In [24]:
import pandas as pd
import numpy as np
from sklearn.preprocessing import StandardScaler
from sklearn.model_selection import train_test_split
from sklearn.neural_network import MLPClassifier
from sklearn.metrics import confusion_matrix, accuracy_score

In [2]:
# carregamento dos dados em CSV
base = pd.read_csv('credit-data.csv')

In [3]:
# primeiros registros
base.head()

Unnamed: 0,clientid,income,age,loan,default
0,1,66155.925095,59.017015,8106.532131,0
1,2,34415.153966,48.117153,6564.745018,0
2,3,57317.170063,63.108049,8020.953296,0
3,4,42709.534201,45.751972,6103.64226,0
4,5,66952.688845,18.584336,8770.099235,1


In [4]:
# últimos registros
base.tail()

Unnamed: 0,clientid,income,age,loan,default
1995,1996,59221.044874,48.518179,1926.729397,0
1996,1997,69516.127573,23.162104,3503.176156,0
1997,1998,44311.449262,28.017167,5522.786693,1
1998,1999,43756.056605,63.971796,1622.722598,0
1999,2000,69436.579552,56.152617,7378.833599,0


In [5]:
# resumo dos dados
base.describe()

Unnamed: 0,clientid,income,age,loan,default
count,2000.0,2000.0,1997.0,2000.0,2000.0
mean,1000.5,45331.600018,40.807559,4444.369695,0.1415
std,577.494589,14326.327119,13.624469,3045.410024,0.348624
min,1.0,20014.48947,-52.42328,1.37763,0.0
25%,500.75,32796.459717,28.990415,1939.708847,0.0
50%,1000.5,45789.117313,41.317159,3974.719419,0.0
75%,1500.25,57791.281668,52.58704,6432.410625,0.0
max,2000.0,69995.685578,63.971796,13766.051239,1.0


In [6]:
# procurando valores faltantes de idade
base.loc[base.age.isnull().values == True]

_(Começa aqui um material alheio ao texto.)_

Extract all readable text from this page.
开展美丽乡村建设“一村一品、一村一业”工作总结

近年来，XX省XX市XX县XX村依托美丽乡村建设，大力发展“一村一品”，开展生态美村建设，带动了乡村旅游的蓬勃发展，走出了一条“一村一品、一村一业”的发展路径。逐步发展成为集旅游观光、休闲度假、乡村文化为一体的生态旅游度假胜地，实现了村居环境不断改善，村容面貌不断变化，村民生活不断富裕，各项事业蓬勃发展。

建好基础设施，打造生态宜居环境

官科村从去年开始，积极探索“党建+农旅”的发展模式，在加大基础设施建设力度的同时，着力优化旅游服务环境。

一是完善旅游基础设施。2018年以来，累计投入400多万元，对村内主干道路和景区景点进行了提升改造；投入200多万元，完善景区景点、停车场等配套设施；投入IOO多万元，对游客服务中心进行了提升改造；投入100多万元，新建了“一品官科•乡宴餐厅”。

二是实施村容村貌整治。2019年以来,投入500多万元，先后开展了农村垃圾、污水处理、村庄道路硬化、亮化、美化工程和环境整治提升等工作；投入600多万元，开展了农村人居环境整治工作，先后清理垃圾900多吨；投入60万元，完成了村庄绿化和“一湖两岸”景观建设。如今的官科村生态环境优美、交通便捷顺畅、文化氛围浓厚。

Unnamed: 0,clientid,income,age,loan,default
28,29,59417.805406,,2082.625938,0
30,31,48528.852796,,6155.78467,0
31,32,23526.302555,,2862.010139,0


In [7]:
# substituindo valores faltantes de idade por zero
base.loc[base.age.isnull().values, 'age'] = 0

In [8]:
# procurando valores inconsistentes de idade
base.loc[base.age < 0]

Unnamed: 0,clientid,income,age,loan,default
15,16,50501.726689,-28.218361,3977.287432,0
21,22,32197.620701,-52.42328,4244.057136,0
26,27,63287.038908,-36.496976,9595.286289,0


In [9]:
# calculo da média de idade utilizando apenas os valores maiores que zero
age_mean = np.mean(base.loc[base.age > 0].age)
age_mean

40.92770044906149

In [10]:
# substituindo os valores inconsistentes de idade
base.loc[base.age <= 0, 'age'] = age_mean

In [12]:
# valores novos para idade
base.iloc[[28, 30, 31, 15, 21, 26]]

Unnamed: 0,clientid,income,age,loan,default
28,29,59417.805406,40.9277,2082.625938,0
30,31,48528.852796,40.9277,6155.78467,0
31,32,23526.302555,40.9277,2862.010139,0
15,16,50501.726689,40.9277,3977.287432,0
21,22,32197.620701,40.9277,4244.057136,0
26,27,63287.038908,40.9277,9595.286289,0


In [13]:
# selecionando os arrays de input e target que serão usados na rede neural
inputs = base.iloc[:, 1:4].values
targets = base.iloc[:, 4].values

In [14]:
inputs

array([[6.61559251e+04, 5.90170151e+01, 8.10653213e+03],
       [3.44151540e+04, 4.81171531e+01, 6.56474502e+03],
       [5.73171701e+04, 6.31080495e+01, 8.02095330e+03],
       ...,
       [4.43114493e+04, 2.80171669e+01, 5.52278669e+03],
       [4.37560566e+04, 6.39717958e+01, 1.62272260e+03],
       [6.94365796e+04, 5.61526170e+01, 7.37883360e+03]])

In [15]:
targets

array([0, 0, 0, ..., 1, 0, 0])

In [16]:
# instância do escalonador
scaler = StandardScaler()

In [17]:
# transformação dos inputs com o escalonador
inputs = scaler.fit_transform(inputs)

In [18]:
inputs

array([[ 1.45393393,  1.36538005,  1.20281942],
       [-0.76217555,  0.54265932,  0.69642695],
       [ 0.83682073,  1.67417101,  1.17471147],
       ...,
       [-0.07122592, -0.97448606,  0.35420081],
       [-0.11000289,  1.73936652, -0.92675625],
       [ 1.682986  ,  1.14917551,  0.96381038]])

In [19]:
# separação da base em dados de treinamento e de teste
training_inputs, test_inputs, training_targets, test_targets = train_test_split(inputs, targets)

In [20]:
len(training_inputs)

1500

In [21]:
len(test_inputs)

500

In [22]:
len(training_targets)

1500

In [23]:
len(test_targets)

500

In [29]:
# instância da rede neural de classificação do tipo multilayer perceptron

classifier = MLPClassifier(verbose=True)
#classifier = MLPClassifier(verbose=True, max_iter=500)
#classifier = MLPClassifier(verbose=True, max_iter=1000, tol=0.000010)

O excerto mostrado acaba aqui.